We get close to Ennis and it is about 8:10, movie doesn’t start until 9. I guarantee my companion that Ennis has a Wal-Mart, per her request to get snacks before we go into the drive-in. Since I do not know the exact location of said Wal-Mart, I see an exit for 45 Business and I take it. We are now on what appears to be a street in a Bosnian city full of Mexicans and Homeboys. It was not exactly the most economically sound village I’ve ever been in. So after I drive all the way down through Ennis looking for this Wal-Mart, we get back on 45 and head North, back towards the drive-in. We see the Wal-Mart and we stop, but only after my companion lets me know that she no longer wants snacks, or even mentioned that she did. I pretend like she’s right.

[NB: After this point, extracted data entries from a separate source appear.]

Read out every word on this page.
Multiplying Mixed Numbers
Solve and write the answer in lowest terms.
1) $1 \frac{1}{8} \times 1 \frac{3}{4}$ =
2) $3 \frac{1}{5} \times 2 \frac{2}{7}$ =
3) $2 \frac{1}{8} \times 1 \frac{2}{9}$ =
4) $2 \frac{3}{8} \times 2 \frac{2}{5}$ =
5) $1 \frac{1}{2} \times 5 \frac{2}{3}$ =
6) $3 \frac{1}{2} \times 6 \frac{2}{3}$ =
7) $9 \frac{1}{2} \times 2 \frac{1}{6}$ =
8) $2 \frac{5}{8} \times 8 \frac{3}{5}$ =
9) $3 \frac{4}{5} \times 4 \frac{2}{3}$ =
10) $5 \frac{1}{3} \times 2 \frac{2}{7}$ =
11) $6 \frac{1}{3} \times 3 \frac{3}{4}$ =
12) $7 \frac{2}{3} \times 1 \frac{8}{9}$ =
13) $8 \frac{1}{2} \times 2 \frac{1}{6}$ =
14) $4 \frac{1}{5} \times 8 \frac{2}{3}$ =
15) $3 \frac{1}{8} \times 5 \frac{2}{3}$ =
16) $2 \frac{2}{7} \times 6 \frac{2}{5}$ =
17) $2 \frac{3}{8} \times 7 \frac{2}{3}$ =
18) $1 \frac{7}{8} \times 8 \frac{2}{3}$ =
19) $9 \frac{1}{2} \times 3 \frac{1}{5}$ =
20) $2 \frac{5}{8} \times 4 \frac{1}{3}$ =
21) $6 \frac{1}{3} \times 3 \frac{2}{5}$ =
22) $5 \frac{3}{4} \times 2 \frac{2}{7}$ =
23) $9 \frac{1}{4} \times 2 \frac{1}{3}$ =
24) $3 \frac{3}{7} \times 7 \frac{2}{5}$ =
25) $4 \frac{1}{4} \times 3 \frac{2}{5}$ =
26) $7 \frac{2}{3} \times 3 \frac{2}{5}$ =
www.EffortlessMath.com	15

Wal-Mart was amazing. Both bathrooms were blocked off because of whatever, and there is a one-stall family restroom way in the back of the store. I am the next in line. A father near-by tells me that his small child is in there and he’ll be right out. 15 minutes later, Junior has flushed the toilet a total of 6 times. I knew exactly what happened: cheetohead clogged the toilet, panicked, and started flushing it more and more in hopes of it clearing itself out. Daddy is just sitting there with a dumbfounded look on his face, and even scratched his head like a monkey a time or two. It’s not rocket science as to what happened in there, doofusbrain.

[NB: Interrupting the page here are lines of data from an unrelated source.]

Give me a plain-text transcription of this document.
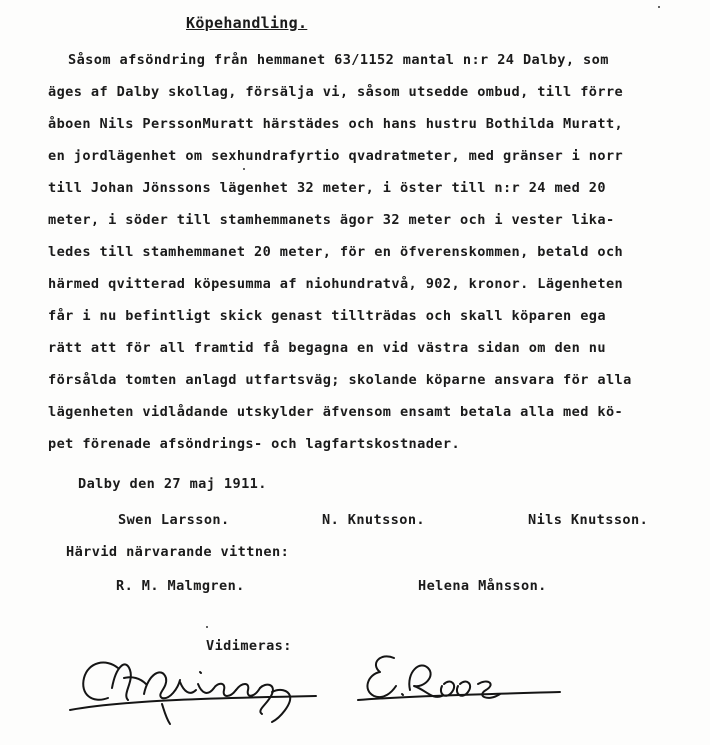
Köpehandling.
Såsom afsöndring från hemmanet 63/1152 mantal n:r 24 Dalby, som
äges af Dalby skollag, försälja vi, såsom utsedde ombud, till förre
åboen Nils PerssonMuratt härstädes och hans hustru Bothilda Muratt,
en jordlägenhet om sexhundrafyrtio qvadratmeter, med gränser i norr
till Johan Jönssons lägenhet 32 meter, i öster till n:r 24 med 20
meter, i söder till stamhemmanets ägor 32 meter och i vester lika-
ledes till stamhemmanet 20 meter, för en öfverenskommen, betald och
härmed qvitterad köpesumma af niohundratvå, 902, kronor. Lägenheten
får i nu befintligt skick genast tillträdas och skall köparen ega
rätt att för all framtid få begagna en vid västra sidan om den nu
försålda tomten anlagd utfartsväg; skolande köparne ansvara för alla
lägenheten vidlådande utskylder äfvensom ensamt betala alla med kö-
pet förenade afsöndrings- och lagfartskostnader.
Dalby den 27 maj 1911.
Swen Larsson.	N. Knutsson.	Nils Knutsson.
Härvid närvarande vittnen:
R. M. Malmgren.	Helena Månsson.
Vidimeras:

Then Junior flings the door open, does a quick scan to see if anyone noticed him, and runs out of the bathroom into the store, fleeing the scene. I go in, the toilet is clogged, I figured someone had to clean it either way, and made my contribution to the next guy’s frustration.

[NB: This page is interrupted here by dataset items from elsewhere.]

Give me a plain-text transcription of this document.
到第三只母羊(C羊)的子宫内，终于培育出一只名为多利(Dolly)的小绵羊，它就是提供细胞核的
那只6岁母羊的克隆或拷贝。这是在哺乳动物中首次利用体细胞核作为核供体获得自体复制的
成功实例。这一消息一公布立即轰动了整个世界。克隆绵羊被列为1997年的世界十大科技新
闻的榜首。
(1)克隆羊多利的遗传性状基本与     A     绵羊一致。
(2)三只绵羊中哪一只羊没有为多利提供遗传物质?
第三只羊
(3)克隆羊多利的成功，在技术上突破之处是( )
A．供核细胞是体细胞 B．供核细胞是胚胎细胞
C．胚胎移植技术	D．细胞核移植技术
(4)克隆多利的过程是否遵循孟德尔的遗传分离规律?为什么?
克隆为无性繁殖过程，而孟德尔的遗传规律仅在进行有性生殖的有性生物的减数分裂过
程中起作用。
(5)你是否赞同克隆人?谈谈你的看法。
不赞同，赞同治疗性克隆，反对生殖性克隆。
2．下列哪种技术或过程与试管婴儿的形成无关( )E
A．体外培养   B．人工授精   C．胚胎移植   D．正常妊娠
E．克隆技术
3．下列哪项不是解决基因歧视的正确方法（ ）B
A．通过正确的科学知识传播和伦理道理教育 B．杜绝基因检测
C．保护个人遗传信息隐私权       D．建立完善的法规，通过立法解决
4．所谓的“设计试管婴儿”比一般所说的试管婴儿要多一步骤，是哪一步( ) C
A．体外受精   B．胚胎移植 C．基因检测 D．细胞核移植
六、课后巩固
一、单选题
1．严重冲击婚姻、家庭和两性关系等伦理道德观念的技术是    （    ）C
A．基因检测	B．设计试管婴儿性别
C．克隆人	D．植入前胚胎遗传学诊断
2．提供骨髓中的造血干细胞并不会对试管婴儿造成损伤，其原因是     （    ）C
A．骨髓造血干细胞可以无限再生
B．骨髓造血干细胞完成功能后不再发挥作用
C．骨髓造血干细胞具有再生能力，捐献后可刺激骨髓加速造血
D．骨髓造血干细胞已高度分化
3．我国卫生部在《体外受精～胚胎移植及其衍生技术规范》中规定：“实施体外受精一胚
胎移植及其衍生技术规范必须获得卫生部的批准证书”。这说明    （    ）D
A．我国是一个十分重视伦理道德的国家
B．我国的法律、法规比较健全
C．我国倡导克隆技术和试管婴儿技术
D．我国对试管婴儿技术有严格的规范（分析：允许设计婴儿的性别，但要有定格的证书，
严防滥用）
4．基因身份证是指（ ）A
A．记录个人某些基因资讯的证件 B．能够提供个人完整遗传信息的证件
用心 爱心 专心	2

I buy Ritz Crackers, peanut butter, and leave.

We now get the opportunity to try and figure out how exactly you get to this drive-in, since it is on the access road, and not directly adjacent to an exit from I-45. 10 minutes later we get to the gate, and traffic was a lot of fun getting in there.

Finally get inside, drive around for 10 mins. trying to park, because everyone with an SUV immediately finds a spot that fucks over everyone else’s view at a drive-in, and we wait for the movie. I need hotdogs so we head to the snack bar.

The line was intense. Many jackasses of all shapes and colors are talking about things that are very interesting, like cheating boyfriends, mom giving us grief to be home early, rednecks not wanting other rednecks to pay for their cheeseburgers. I think my brain bled a little bit out of my ears. I spent a good 30 minutes in line.

Then a great thing happened. A redneck in front of me, about 50 years old, is wearing a shirt with a bear on it, sitting on top of an outhouse. Some Jonas Brothers kid taps this dude on the shoulder and says, “I don’t understand your shirt.” I am thinking, oh shit this is gonna be real great. The redneck turns around and says, “It means ‘How Big a Boy are You?’ It’s got a bear on top of a shit house.” The kid is pretty clueless. Redneck then says, “Let me ask you somethin’… if you were takin’ a shit and bear was on the roof, would you come outside?” “I guess not.” “That’s the answer.” Then he turned back around and I was awestruck.

I grabbed 3 hotdogs and 2 hamburgers and it’s like I told those people at the snack bar: “Ahhh, buddy, only thing that can save fuckin’ Narnia is Chris Hovan, buddy.” Then I gave a big “BARRROOOOOOOOOOOOOOOOOOO” like I was yelling in a Viking horn.